Resources
Authors & Affiliations
Sarah Rubens, Andries Van Schuerbeek, Vincent Van Waes, Dimitri De Bundel
Abstract
Exposure-based therapies can be highly effective for patients with post-traumatic stress disorder (PTSD) but up to one third of patients do not respond adequately. Repeated exposure to fear-evoking cues is hypothesized to suppress fear responses through the acquisition and recall of new safety learning in a process termed fear extinction. Transcranial direct current stimulation (tDCS) has gained interest as a non-invasive neuromodulation technique that may suppress fear expression or augment fear extinction. We previously established that in mice, repeated anodal tDCS applied over the prefrontal cortex (PFC) on five consecutive days prior to fear extinction training (offline) can suppress fear expression during extinction training and improve the short-term recall of learned safety. In follow-up experiments we found that the application of anodal tDCS over the PFC during a single extinction training session (online) had no significant effect on the recall of learned safety.

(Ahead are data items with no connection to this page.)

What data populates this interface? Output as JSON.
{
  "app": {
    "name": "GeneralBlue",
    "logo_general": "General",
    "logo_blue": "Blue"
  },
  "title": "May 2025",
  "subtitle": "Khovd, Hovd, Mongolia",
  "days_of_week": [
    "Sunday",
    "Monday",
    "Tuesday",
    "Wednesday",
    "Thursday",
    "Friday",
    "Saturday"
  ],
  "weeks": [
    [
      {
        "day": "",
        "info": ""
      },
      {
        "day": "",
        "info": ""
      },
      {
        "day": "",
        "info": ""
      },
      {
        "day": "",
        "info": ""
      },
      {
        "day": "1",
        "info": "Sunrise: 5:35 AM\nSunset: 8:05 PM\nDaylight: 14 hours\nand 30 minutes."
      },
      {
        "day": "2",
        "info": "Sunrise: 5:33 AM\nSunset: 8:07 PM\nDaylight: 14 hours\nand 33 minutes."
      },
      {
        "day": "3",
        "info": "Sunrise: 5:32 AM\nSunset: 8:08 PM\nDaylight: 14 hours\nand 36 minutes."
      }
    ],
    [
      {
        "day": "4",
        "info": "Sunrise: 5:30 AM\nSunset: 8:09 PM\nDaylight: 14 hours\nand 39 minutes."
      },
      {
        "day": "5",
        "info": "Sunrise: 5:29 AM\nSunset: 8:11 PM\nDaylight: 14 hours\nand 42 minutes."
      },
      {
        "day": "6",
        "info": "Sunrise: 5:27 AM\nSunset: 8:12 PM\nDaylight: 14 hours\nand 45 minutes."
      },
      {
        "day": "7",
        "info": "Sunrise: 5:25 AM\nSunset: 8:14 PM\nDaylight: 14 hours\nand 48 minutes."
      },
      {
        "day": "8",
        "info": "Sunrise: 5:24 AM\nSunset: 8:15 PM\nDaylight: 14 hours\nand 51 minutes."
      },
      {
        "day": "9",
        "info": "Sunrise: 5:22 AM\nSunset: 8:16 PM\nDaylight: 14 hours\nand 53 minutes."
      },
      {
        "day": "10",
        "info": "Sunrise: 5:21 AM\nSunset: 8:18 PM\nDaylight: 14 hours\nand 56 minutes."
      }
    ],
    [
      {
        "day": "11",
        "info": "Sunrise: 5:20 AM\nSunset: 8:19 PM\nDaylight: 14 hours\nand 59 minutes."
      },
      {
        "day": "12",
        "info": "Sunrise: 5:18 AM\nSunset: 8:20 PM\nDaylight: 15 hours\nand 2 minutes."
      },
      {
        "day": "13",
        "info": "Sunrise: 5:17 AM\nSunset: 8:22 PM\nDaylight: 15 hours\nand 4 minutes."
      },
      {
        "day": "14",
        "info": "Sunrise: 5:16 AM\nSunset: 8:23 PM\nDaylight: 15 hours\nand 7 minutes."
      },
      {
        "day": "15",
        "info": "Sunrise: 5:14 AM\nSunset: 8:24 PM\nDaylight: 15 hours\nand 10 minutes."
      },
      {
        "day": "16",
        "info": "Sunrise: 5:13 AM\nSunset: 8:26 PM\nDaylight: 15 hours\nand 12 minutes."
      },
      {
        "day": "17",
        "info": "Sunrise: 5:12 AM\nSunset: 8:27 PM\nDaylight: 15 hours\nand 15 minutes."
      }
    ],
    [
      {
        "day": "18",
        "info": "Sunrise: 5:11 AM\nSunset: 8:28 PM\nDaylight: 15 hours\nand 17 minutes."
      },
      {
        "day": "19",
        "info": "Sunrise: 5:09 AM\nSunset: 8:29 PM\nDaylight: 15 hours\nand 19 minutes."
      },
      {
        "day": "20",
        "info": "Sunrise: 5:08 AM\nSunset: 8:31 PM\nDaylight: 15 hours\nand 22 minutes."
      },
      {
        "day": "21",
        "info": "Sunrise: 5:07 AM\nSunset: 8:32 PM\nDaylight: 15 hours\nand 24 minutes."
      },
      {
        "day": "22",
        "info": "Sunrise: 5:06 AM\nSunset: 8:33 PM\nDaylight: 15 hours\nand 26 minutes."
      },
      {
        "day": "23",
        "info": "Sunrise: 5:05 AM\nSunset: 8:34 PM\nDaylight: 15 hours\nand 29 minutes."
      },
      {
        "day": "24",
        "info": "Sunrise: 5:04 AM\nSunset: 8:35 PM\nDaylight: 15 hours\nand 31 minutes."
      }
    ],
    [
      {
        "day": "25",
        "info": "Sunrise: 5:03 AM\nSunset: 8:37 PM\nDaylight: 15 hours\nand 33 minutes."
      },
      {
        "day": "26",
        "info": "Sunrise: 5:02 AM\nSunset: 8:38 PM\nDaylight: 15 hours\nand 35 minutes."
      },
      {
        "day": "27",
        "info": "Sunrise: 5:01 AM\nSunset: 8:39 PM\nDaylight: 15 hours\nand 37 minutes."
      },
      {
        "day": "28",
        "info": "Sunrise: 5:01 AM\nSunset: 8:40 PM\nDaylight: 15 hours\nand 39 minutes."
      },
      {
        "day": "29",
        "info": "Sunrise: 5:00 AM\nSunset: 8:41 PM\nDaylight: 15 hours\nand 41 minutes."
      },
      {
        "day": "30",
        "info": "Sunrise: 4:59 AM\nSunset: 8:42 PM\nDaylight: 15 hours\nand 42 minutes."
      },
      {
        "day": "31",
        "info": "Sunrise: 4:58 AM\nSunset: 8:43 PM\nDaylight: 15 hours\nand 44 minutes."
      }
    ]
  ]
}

However, when anodal tDCS was applied over the PFC immediately before a brief fear retrieval session, we found that tDCS led to increased freezing responses without affecting the long-term fear memory retention. This suggests that the tDCS montage with the stimulation electrode above the PFC and a return electrode fixed to the ventral thorax may have influenced arousal states or fear retrieval, which may have interfered with the fear extinction process. Further investigations should focus on tDCS electrode montages that enable fear extinction training with minimal hindrance for mice.